Мы снова в Черном море.
По темно-бирюзовой, колеблемой тихим южным ветерком поверхности его уже четвертый день плавно движется богатая галера, вышедшая из Трапезонта и держащая путь к Козлову, главному невольничьему рынку всего тогдашнего Черноморского побережья. Галера украшена роскошно — во вкусе поражающей азиатской пестроты: разноцветные флаги и всевозможных ярких цветов ленты то купаются в прозрачном воздухе, когда совсем падает ветерок, то треплются и извиваются, как змеи, при малейшем дуновении зефира. Чердаки и сиденья обиты белым кашемиром с золочеными кистями, которые так и горят на солнце.
Из люков громадной галеры выглядывают черные пасти пушек — галера вооружена солидно и может постоять за себя.
Обширные палубы, чердаки и подчердачья галеры вмещают до семисот богато разодетых и хорошо вооруженных турецких моряков и спагов, да до четырехсот пышных и своевольных янычар, которые не дадут в обиду богато убранную галеру и того, кто ею повелевает.
Наконец, до трехсот пятидесяти казаков-невольников, прикованные железами к галерным опачинам [Опачина — большое весло на морском корабле, которым гребли несколько человек], попеременно, день и ночь работают на веслах, двигая это изукрашенное чудовище по морю.
На галере находится сам славный Алкан-паша, трапезонтское княжа: его трапезонтское сиятельство изволит ехать в Козлов для свидания с своею хорошенькою невестою, дочерью Козловского санджака, или губернатора. Его обширная каюта, устланная богатыми коврами и уставленная по бокам низенькими турецкими диванами, убрана со всею восточною роскошью — серебром, золотом и бирюзою, блестящими кубками из золота и серебряною посудою.
Паша сидит на низеньком диване, поджавши калачиком ноги, и машинально тянет синий дымок из длинного чубука, поглядывая на море с полным бессмыслием человека, которому прискучили всякие наслаждения жизни. В тупом выражении его стоячих, немигающих глаз есть что-то, напоминающее оловянные, холодные глаза князя Иеремии Вишневецкого, как бы говорящие: «Все изведано, все надоело...»
Перед ним в почтительной позе стоит седоусый, сильно сгорбленный, с мигающими серыми, едва видимыми из-под седых бровей глазками, старик и молча, по старческой привычке, жует губами. Он очень стар, но лицо его все еще сохранило выражение лукавства и решительности. Это — доверенное лицо Алкана-паши, его главноуправляющий Иляш-потурнак, ренегат, бывший казацкий переяславский сотник, родом поляк. Тридцать лет он был в турецкой неволе, а теперь вот уже двадцать четыре года как получил свободу и своею охотою потурчился ради панства великого, ради лакомства несчастного, подобно Марусе Богуславке.
— А что, мой верный раб, далеко еще до Козлова? — не поднимая глаз, спросил паша.
— Далеко еще, о тень падишаха! — отвечал Иляш-потурнак, низко кланяясь.
— Сегодня не доедем?
— Воля аллаха!
— А где мы теперь?
— Против Черного камня, недалеко от Сарыкермена.
Чтобы подтвердить свои слова, Иляш-потурнак раздвинул белый полог чердака, и перед сонными глазами Алкана-паши открылась дивная картина.

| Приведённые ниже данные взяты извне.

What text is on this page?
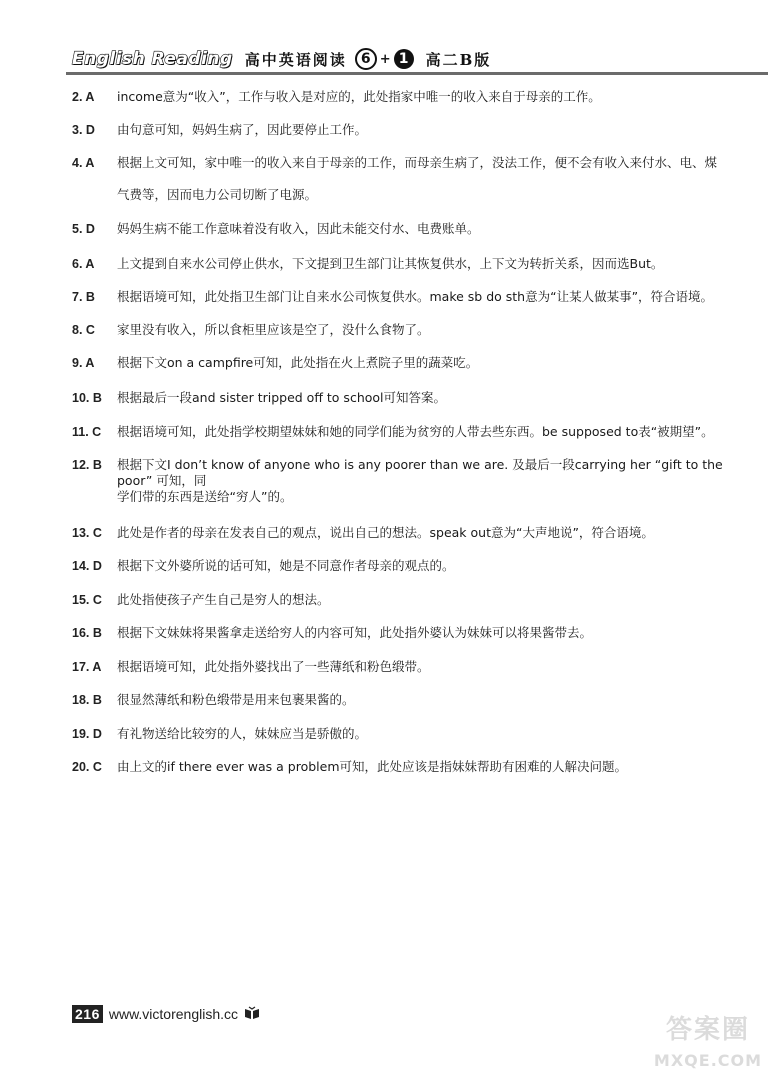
English Reading 高中英语阅读	6 + 1	高二B版
2. A	income意为“收入”，工作与收入是对应的，此处指家中唯一的收入来自于母亲的工作。
3. D	由句意可知，妈妈生病了，因此要停止工作。
4. A	根据上文可知，家中唯一的收入来自于母亲的工作，而母亲生病了，没法工作，便不会有收入来付水、电、煤
气费等，因而电力公司切断了电源。
5. D	妈妈生病不能工作意味着没有收入，因此未能交付水、电费账单。
6. A	上文提到自来水公司停止供水，下文提到卫生部门让其恢复供水，上下文为转折关系，因而选But。
7. B	根据语境可知，此处指卫生部门让自来水公司恢复供水。make sb do sth意为“让某人做某事”，符合语境。
8. C	家里没有收入，所以食柜里应该是空了，没什么食物了。
9. A	根据下文on a campfire可知，此处指在火上煮院子里的蔬菜吃。
10. B	根据最后一段and sister tripped off to school可知答案。
11. C	根据语境可知，此处指学校期望妹妹和她的同学们能为贫穷的人带去些东西。be supposed to表“被期望”。
12. B	根据下文I don’t know of anyone who is any poorer than we are. 及最后一段carrying her “gift to the poor” 可知，同
学们带的东西是送给“穷人”的。
13. C	此处是作者的母亲在发表自己的观点，说出自己的想法。speak out意为“大声地说”，符合语境。
14. D	根据下文外婆所说的话可知，她是不同意作者母亲的观点的。
15. C	此处指使孩子产生自己是穷人的想法。
16. B	根据下文妹妹将果酱拿走送给穷人的内容可知，此处指外婆认为妹妹可以将果酱带去。
17. A	根据语境可知，此处指外婆找出了一些薄纸和粉色缎带。
18. B	很显然薄纸和粉色缎带是用来包裹果酱的。
19. D	有礼物送给比较穷的人，妹妹应当是骄傲的。
20. C	由上文的if there ever was a problem可知，此处应该是指妹妹帮助有困难的人解决问题。
216 www.victorenglish.cc
答案圈
MXQE.COM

Из темно-синей глубины, направо от галеры, выползали, казалось, какие-то чудовища и тянулись к небу. То были мрачные базальтовые скалы, выходившие из моря, береговые стремнины с причудливыми изломами. То были грозные и в то же время обаятельно-чарующие очертания мыса Фиолента, где когда-то стоял храм Ифигении Таврической, — храм, с которым соединилось во все века столько поэтических преданий...
Кругом господствовала необыкновенная тишина, и только слышно было, как волны моря, словно живые, мерно разбивались о прибрежные скалы и где-то на камне или в воздухе плакалась чайка...
Влево синелось море, которому и конца не было; оно посылало свои волны к чудному берегу, и волны, плача мерным гекзаметром, рассыпались у берега белыми, как снег, слезами...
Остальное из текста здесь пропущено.